8.7. Coverage Concepts and Types of Tests

How much testing is enough? A poor but unfortunately widely-given answer is “As much as you can before the release deadline.” A very coarse-grained alternative is the code-to-test ratio, the number of non-comment lines of code divided by number of lines of tests of all types. In production systems, this ratio is usually less than 1, that is, there are more lines of test than lines of app code. The command rake stats issued in the root directory of a Rails app computes this ratio based on the number of lines of RSpec tests and Cucumber scenarios.

Another widely-used metric that is more conservative is “when the rate of new bug reports falls below some threshold.” This formulation acknowledges that while code can never be proven bug-free, bugs are getting harder to find. But a more precise way to approach the question is to combine such metrics with code coverage. Since the goal of testing is to exercise the subject code in at least the same ways it would be exercised in production, what fraction of those possibilities is actually exercised by the test suite? Surprisingly, measuring coverage is not as straightforward as you might suspect. Figure 8.12 shows a simple fragment of code that we will use to illustrate the definitions of several commonly-used coverage terms.

class MyClass
    def foo(x,y,z)
        if x
            if (y && z) then bar(0) end
        else
            bar(1)
        end
    end
    def bar(x) ; @w = x ; end
end
Figure 8.12: A simple code example to illustrate basic coverage concepts.
  • S0 or Method coverage: Is every method executed at least once by the test suite? Satisfying S0 requires calling foo and bar at least once each.

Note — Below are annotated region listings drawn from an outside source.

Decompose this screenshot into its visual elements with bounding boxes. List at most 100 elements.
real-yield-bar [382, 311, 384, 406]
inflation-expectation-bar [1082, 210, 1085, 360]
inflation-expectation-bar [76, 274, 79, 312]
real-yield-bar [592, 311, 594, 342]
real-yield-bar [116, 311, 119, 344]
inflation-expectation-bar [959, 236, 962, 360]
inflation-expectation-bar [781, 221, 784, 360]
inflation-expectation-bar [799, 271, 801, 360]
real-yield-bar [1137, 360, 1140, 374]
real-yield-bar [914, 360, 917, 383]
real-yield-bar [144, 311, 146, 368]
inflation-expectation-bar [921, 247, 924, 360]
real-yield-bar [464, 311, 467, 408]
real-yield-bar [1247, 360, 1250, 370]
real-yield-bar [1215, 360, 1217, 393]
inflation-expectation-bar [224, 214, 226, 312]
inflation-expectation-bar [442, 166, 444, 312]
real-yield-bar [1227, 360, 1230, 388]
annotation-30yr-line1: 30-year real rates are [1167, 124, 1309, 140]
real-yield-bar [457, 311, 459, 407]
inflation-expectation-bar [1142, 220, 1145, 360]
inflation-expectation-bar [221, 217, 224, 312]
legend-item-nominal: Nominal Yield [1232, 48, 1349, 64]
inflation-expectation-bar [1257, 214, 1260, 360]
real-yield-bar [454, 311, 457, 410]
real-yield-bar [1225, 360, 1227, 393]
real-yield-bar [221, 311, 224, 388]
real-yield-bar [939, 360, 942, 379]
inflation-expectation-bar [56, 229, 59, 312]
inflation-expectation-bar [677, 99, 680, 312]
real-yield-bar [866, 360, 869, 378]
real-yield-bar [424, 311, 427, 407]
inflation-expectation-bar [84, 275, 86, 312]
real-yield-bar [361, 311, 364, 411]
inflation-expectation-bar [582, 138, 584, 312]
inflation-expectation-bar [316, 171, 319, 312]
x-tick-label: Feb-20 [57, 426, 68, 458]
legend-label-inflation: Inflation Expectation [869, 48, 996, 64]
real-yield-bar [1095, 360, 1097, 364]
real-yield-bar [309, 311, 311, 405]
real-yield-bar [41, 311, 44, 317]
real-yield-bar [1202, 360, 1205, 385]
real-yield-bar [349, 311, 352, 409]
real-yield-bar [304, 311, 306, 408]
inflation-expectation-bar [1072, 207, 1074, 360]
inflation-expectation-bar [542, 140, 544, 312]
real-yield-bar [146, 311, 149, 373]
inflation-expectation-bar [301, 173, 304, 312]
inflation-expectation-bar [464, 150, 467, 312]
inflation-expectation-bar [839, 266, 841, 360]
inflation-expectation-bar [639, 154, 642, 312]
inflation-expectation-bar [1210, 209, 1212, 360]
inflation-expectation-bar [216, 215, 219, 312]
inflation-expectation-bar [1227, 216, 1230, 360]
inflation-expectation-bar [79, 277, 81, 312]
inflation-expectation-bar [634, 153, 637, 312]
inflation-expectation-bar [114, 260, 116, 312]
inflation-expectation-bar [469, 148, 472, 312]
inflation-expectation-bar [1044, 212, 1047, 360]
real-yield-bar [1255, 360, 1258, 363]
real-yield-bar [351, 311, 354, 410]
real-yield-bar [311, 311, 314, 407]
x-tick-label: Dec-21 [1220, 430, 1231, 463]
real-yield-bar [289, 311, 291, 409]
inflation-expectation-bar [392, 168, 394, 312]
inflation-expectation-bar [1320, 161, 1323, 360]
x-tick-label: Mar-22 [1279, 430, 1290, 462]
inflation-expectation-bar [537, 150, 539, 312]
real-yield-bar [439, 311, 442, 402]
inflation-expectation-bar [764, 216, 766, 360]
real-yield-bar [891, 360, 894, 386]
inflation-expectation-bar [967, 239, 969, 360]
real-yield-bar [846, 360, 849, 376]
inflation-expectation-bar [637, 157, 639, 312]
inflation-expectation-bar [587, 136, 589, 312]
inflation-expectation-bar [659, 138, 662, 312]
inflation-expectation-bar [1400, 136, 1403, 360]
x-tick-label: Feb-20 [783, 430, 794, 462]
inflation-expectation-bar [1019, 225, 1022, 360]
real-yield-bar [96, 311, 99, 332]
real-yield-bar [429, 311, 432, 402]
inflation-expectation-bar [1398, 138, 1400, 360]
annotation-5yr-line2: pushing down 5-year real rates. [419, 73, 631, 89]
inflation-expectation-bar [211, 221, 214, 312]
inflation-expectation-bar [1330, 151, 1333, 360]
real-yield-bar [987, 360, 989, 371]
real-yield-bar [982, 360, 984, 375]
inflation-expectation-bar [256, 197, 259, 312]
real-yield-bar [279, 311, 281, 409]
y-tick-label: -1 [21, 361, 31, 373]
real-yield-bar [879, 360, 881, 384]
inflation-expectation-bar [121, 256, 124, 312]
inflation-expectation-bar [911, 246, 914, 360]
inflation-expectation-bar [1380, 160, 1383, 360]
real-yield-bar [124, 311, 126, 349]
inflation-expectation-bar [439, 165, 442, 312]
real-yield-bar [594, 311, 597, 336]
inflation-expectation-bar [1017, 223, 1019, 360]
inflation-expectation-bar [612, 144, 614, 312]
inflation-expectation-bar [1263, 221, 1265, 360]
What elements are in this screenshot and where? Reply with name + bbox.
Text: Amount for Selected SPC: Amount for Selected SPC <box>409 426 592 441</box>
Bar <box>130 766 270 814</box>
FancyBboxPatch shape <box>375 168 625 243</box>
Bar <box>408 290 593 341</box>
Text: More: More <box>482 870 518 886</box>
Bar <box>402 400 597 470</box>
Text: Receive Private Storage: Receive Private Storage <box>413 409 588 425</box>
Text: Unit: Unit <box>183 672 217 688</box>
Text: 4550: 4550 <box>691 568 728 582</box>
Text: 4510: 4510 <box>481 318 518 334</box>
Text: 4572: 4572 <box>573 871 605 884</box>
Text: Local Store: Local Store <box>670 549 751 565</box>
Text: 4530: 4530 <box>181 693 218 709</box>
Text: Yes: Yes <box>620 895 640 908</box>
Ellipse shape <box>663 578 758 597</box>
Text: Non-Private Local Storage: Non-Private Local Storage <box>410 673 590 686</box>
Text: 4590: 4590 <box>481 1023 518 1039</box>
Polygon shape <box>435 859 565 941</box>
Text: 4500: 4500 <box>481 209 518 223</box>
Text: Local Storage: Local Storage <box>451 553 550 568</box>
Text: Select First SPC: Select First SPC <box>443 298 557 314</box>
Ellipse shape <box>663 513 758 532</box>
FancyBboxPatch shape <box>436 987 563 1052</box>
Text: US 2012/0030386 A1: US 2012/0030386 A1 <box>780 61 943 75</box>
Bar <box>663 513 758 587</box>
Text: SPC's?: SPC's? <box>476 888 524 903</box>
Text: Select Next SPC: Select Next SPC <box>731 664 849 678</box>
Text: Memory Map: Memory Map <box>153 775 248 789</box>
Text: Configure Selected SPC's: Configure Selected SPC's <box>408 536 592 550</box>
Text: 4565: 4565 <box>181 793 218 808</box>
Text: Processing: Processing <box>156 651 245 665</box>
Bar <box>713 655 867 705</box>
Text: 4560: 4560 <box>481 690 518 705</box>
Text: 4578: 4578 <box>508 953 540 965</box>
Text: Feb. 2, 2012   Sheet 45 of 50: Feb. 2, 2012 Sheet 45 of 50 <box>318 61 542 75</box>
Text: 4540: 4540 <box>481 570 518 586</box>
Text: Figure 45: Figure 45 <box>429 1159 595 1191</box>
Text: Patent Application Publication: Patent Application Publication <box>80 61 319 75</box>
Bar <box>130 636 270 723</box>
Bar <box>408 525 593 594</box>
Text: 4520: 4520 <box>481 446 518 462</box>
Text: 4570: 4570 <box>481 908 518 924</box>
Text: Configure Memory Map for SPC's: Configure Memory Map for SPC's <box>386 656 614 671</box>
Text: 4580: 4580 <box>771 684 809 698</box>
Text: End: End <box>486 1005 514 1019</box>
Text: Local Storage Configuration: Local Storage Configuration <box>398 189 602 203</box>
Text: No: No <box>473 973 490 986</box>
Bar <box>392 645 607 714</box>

  • S1 or Call coverage or Entry/Exit coverage: Has each method been called from every place it could be called? Satisfying S1 requires calling bar from both line 4 and line 6.

  • C0 or Statement coverage: Is every statement of the source code executed at least once by the test suite, counting both branches of a conditional as a single statement? In addition to calling bar, satisfying C0 would require calling foo at least once with x true (otherwise the statement in line 4 will never be executed), and at least once with y false.

  • C1 or Branch coverage: Has each branch been taken in each direction at least once? Satisfying C1 would require calling foo with both false and true values of x and with values of y and z such that y && z in line 4 evaluates once to true and once to false. A more stringent condition, decision coverage, requires that each subexpression that independently affects a conditional expression be evaluated to true and false. In this example, a test would additionally have to separately set y and z so that the condition y && z fails once for y being false and once for z being false.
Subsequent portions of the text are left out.